Wordpress Posts

Still Intoxicated By Photography?

in•tox•i•cat•ed [in-tok-si-key-tid] adjective: mentally or emotionally exhilarated.

Friends often ask, “What was it that got you interested in photography?” My answer refers back to the first time I saw a silver print appear in the developer during my eighth grade photography class. I was “intoxicated” by photography from that point on. And I still am.

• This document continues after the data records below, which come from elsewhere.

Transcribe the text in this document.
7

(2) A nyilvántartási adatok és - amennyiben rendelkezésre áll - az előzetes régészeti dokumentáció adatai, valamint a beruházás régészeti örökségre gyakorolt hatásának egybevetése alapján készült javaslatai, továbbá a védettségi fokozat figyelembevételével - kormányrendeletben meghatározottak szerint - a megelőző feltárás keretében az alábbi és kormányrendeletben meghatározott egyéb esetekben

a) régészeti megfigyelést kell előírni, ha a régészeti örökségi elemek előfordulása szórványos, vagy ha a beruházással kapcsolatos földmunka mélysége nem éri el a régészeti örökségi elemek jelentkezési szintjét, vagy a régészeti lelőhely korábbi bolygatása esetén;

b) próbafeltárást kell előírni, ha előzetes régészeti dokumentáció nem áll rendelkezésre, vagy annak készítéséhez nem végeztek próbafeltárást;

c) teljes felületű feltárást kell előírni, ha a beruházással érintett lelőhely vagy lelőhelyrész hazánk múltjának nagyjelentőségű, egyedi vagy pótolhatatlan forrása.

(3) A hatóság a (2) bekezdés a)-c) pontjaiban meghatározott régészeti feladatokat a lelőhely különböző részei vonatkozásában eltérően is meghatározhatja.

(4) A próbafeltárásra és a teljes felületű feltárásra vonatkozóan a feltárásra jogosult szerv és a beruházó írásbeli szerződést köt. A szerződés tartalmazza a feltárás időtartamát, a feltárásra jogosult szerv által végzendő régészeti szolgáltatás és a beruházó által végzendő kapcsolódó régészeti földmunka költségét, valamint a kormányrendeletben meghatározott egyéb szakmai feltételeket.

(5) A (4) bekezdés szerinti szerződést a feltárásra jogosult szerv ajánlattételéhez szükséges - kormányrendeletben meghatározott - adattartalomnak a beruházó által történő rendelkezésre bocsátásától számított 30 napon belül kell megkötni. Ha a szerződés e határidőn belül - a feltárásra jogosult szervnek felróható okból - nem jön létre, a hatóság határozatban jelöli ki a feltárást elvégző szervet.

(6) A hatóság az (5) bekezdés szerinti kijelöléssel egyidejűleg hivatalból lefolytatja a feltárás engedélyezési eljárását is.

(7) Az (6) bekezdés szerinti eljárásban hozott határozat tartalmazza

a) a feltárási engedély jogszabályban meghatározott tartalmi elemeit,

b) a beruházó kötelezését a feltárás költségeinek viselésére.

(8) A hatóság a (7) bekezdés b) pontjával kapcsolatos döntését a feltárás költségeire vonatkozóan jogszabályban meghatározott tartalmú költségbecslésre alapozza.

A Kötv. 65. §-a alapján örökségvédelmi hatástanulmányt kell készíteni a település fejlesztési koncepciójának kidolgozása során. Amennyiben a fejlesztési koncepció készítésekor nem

That said, I’m bothered that I haven’t worked on any personal projects in many years. With 365-projects all the rage, I just might start that picture-a-day project. There are plenty of good free blogging-platform templates from which to choose to showcase one’s work and you could even utilize Instagram or Tumblr if you’d like to work with a mobile phone.

What does this have to with web marketing? The answer is that both your existing clients and potential clients will enjoy looking at your personal work. My website tracking data shows that the “Personal” category is second in clicks only to the “Corporate” category on my Firefly Studios site.

I think people have a real curiosity about what we photograph when we’re not being paid to photograph. While I was in China last month my good friend Peter Krogh turned me on to panos and time-lapse using the Nikon D800, so that’s what I’m going to concentrate on over the summer.

So get started with me as deepen my intoxication with photography. There’s no time like now to begin!

I Was Hacked… Glad I Backed Up With Useful Plugin

At 4:51am Sunday the server on which this blog is hosted was suffered a “defacement attack by a hacker, at least that’s what my hosting company called it. I’d never heard of such a thing, but they call it that when only the homepage of a site is altered and no other destructive scripts or malware are planted. The hacker changed out the index.php page in every directory of this WordPress blog. (A screengrab of his idea of what Groozi should look like is at the end of this post.)

I remained calm, figured out a fix, located a clean copy of index.php from WordPress, replaced the hacked one with the good one, and was back in business.

After hunting around, I found a great plug in for WordPress called “Backup to Dropbox” (full info). The easiest way to install the plugin is to search for it within your Admin/Plugins panel of WordPress and install it from there, but you’ll need a free Dropbox account first.

If you are unfamiliar with Dropbox, it is “cloud” hard drive storage. When you sign up, you get 2GB of free storage and that’s where the plugin will automatically store a complete backup of your blog. You can even schedule backups. If you don’t have Dropbox, get it here. Full disclosure: If you use that link to sign up, you and I will both get an extra 256MB of storage, so we both win… cool! UPDATE (4-10-12): Now we’ll each get 500MB of free space!

Now I’ll have a recent backup of my entire blog including all my posts and images and I don’t have to remember to do it, the plugin does it for me. Here’s what the hacker’s handiwork looked like:

.

Use Only WordPress for Photog’s Website?

On one of the listserves I subscribe to, there was some discussion of whether or not anyone had seen WordPress used as a platform for a photography studio's entire site without it looking too "bloggish".  (Is there such a word?)

By far the most elegant implementation of WordPress for a photographer's website that I've seen is Susan Carr and her partner Gary Cialdella's site.   It does very well in search for the keyword phrases they target.

Another well done WordPress site that does well in search and doesn't look like a blog is Andrew Pogue's tasteful site.

A photographer's blog, implemented in WordPress, that does incredibly well in search is Mary DuPrie's "Photographing Models" blog.  It also helps her studio's main site rank well in search because each is hosted on a different server and her blog copy is written intelligently/correctly so as to to improve her search rankings for both sites.

Flash content is OK with workarounds such as browser client tests and at least some control over the content on your home page.  Few Flash-based sites give you full access to your home page's source code.  There is one Blue Domain (!) template that does so in a clever way, but I'm not sure they even realize it does.  Off-server landing pages can also help, but it's a slow road to page one using that tactic since the domain for such pages will likely be younger in age than the sites on Google's or Yahoo!'s first page.  Age of domain is becoming an increasingly important factor in search.

What do you think?  Have you seen an amazing implementation of WordPress by a photographer for their main site?